1. Context — the translation bottleneck

By late 2014, the AI community was genuinely excited about a new approach to machine translation. The previous year, Ilya Sutskever’s team at Google had published the seq2seq paper (Paper 06), and researchers worldwide were rushing to improve it. Neural networks were, for the first time, learning to translate sentences end-to-end without hand-crafted rules or linguistic knowledge. Feed English text in; get French text out. It felt like magic.

But practitioners kept running into the same wall: the longer the sentence, the worse the translation.

Short sentences translated beautifully. “How are you?” → “Comment allez-vous?” Flawless. But feed in a sentence with twenty words — a paragraph from a news article, a complex technical instruction — and the output would degrade into something half-translated and half-garbled. The neural network was clearly forgetting things.

The reason was structural. In the seq2seq architecture, the entire meaning of the input sentence had to be compressed into a single, fixed-size vector — the “context vector” — before the decoder could begin translating. It did not matter whether the input was five words or fifty. The same small vector had to carry all of it. Researchers called this the bottleneck problem.

Dzmitry Bahdanau, a PhD student working with Kyunghyun Cho and Yoshua Bengio at the Université de Montréal, had a different intuition. He had observed how human translators work. A good human translator does not read a sentence once, commit it entirely to memory, then produce the translation from scratch. Instead, the translator’s eyes move back and forth. When writing a particular word in the target language, they glance back at the specific part of the source sentence that is relevant right now. The act of translating is inherently an act of selectively looking.

Could a neural network learn to do the same thing?

In September 2014, Bahdanau, Cho, and Bengio published “Neural Machine Translation by Jointly Learning to Align and Translate.” The paper proposed a mechanism that allowed the decoder to look back at every word of the source sentence at every decoding step, weighting each source word by how relevant it was to generating the current target word.

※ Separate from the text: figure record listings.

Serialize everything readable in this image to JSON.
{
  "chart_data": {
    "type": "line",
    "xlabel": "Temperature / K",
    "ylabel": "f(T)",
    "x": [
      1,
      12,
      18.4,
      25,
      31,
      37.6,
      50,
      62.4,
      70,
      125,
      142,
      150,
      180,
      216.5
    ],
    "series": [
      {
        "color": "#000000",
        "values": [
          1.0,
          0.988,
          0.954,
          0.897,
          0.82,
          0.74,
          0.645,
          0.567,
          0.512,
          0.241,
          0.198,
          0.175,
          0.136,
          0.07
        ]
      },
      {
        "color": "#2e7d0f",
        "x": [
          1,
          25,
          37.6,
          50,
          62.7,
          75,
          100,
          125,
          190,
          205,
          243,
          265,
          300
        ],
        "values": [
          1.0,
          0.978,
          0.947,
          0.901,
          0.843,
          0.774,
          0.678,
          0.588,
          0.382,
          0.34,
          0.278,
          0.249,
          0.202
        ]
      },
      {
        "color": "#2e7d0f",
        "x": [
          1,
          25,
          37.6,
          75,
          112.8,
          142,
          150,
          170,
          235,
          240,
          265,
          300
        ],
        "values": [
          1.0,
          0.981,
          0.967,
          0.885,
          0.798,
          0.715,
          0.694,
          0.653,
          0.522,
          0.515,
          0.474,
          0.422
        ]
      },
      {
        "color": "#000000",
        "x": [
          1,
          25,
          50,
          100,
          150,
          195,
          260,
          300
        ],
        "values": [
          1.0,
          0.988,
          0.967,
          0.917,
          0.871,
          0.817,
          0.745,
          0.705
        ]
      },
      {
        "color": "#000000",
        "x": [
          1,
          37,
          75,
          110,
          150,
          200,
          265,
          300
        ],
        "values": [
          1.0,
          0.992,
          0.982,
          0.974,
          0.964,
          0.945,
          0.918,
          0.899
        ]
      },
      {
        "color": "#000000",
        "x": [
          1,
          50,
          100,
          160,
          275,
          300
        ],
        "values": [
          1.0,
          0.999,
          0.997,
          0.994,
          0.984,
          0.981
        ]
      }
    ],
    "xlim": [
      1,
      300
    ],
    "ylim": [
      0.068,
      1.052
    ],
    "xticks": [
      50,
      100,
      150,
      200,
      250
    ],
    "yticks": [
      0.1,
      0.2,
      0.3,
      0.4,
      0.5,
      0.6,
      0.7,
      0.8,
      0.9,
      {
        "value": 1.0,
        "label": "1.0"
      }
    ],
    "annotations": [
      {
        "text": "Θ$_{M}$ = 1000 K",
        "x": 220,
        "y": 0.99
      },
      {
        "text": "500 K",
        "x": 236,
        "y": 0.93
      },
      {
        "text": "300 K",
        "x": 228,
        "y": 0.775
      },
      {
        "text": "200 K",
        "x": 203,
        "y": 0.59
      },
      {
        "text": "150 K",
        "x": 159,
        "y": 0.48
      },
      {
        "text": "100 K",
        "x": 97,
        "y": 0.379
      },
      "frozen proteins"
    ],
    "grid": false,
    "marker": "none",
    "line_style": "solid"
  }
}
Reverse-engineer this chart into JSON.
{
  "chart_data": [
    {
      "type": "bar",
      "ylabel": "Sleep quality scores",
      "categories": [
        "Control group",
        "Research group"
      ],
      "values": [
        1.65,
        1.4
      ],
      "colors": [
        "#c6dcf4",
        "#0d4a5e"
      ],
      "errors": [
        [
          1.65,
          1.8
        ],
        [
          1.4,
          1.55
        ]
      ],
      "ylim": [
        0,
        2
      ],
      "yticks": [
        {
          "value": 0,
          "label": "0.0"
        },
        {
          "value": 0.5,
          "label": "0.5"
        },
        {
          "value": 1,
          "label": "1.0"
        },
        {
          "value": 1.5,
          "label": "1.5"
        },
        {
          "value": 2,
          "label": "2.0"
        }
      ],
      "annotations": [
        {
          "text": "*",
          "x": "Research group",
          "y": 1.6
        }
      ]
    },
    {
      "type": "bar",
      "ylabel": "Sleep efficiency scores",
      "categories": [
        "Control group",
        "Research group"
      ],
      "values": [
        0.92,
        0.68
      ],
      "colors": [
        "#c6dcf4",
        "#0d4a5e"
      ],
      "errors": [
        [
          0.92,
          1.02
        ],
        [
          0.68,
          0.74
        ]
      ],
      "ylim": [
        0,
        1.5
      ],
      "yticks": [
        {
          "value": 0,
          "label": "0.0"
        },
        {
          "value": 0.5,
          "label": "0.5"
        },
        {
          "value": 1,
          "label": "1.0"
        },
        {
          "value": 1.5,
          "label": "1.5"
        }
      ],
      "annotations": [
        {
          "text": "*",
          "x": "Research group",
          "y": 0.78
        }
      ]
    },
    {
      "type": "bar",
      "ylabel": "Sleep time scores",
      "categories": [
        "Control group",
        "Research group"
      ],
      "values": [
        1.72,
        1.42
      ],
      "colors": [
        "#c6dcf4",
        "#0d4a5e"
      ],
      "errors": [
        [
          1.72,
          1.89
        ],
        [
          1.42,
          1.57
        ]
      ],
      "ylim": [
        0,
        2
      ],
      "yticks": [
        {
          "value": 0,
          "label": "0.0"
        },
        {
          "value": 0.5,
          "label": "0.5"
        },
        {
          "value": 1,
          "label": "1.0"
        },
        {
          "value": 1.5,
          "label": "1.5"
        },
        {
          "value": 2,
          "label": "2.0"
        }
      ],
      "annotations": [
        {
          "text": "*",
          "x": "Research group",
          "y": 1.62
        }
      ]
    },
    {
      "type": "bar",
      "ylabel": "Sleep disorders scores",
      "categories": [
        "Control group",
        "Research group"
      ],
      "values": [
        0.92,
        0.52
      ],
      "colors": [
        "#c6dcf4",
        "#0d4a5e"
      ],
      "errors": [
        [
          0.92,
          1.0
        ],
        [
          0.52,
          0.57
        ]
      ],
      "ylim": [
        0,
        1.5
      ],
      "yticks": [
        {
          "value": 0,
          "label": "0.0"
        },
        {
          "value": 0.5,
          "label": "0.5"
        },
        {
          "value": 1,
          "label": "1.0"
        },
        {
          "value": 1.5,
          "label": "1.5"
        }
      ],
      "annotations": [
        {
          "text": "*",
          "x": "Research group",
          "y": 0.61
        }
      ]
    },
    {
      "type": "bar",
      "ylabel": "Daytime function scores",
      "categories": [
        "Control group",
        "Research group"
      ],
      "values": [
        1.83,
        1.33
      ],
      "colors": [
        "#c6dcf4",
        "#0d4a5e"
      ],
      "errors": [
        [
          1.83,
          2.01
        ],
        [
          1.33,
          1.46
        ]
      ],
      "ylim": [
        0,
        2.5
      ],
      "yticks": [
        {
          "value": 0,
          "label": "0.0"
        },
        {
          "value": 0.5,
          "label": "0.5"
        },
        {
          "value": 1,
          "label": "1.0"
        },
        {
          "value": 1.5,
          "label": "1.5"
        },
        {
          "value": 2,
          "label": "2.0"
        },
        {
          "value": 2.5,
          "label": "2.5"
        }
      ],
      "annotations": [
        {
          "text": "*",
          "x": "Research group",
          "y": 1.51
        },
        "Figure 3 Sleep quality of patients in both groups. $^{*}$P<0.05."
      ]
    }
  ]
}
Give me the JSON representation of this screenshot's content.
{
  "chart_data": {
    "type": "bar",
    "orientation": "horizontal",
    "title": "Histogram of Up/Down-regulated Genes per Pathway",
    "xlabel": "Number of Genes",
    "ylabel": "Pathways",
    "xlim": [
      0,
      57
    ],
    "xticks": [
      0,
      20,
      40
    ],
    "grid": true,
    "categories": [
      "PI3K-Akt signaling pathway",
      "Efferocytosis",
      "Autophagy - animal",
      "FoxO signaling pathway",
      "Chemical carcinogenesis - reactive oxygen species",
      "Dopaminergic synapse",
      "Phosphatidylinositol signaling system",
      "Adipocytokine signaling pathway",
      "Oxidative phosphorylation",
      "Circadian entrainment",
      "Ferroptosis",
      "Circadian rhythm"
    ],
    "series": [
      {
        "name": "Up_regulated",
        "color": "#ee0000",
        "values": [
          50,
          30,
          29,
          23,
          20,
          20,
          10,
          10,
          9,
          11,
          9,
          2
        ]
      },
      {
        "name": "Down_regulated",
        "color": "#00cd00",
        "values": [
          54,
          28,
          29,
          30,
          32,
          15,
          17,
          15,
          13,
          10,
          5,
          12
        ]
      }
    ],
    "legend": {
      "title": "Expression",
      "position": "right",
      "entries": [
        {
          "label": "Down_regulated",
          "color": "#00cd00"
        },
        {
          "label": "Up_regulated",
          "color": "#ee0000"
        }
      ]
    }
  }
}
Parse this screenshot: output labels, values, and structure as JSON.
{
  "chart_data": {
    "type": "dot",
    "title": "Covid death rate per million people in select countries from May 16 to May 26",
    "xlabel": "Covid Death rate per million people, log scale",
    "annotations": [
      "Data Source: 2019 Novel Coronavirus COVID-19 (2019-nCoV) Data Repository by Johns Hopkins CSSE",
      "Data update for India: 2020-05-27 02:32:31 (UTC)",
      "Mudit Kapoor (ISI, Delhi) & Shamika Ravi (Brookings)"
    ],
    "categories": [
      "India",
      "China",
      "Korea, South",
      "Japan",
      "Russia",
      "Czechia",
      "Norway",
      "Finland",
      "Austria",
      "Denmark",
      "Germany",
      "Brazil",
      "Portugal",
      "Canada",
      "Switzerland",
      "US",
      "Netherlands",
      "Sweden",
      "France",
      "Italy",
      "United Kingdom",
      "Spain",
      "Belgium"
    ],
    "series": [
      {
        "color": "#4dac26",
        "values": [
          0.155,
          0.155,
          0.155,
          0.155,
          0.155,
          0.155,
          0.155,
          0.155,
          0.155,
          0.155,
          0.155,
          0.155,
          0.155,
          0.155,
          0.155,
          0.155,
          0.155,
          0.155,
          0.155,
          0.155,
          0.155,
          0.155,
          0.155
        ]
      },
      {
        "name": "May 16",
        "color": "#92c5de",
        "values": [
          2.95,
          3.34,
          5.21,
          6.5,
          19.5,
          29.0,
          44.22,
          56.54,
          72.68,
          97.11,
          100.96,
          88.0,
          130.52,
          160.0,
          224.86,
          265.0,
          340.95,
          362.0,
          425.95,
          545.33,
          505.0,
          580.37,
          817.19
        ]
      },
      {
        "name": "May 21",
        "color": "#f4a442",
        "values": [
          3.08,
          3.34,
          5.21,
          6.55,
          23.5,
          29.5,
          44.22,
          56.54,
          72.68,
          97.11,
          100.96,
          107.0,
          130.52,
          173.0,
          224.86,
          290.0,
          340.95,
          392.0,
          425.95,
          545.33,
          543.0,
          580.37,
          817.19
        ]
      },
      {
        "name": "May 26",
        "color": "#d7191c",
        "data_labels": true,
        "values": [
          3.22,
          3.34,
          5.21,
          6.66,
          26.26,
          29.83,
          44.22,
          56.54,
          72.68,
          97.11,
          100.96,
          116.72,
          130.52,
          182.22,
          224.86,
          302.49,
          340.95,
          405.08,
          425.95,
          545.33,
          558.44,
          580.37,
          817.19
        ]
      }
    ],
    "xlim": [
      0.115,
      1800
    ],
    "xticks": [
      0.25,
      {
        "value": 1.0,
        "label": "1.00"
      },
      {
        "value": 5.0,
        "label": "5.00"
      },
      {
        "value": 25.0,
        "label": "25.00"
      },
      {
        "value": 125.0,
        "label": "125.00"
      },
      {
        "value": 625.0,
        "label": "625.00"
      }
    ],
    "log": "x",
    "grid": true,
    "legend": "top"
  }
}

They called these relevance weights attention weights, and the mechanism was the attention mechanism.

The paper’s BLEU scores (the standard translation quality metric) on English-to-French translation improved dramatically for long sentences, exactly where seq2seq had been struggling. But more importantly, the paper produced something unexpected: you could now visualise what the model was “looking at.” The alignment matrix — a heatmap of attention weights — showed that the model had learned, without being told, that “zone” in French corresponds to “area” in English, that “European Economic Area” maps to “zone économique européenne” in roughly the same order. The model had discovered linguistic structure by itself.

That visualisation caught the imagination of the entire research community. Attention was not just a trick that improved BLEU scores. It was a new way of thinking about how neural networks could process information. Everything downstream — the Transformer, GPT, BERT, the models you use today — is built on the foundation of this paper.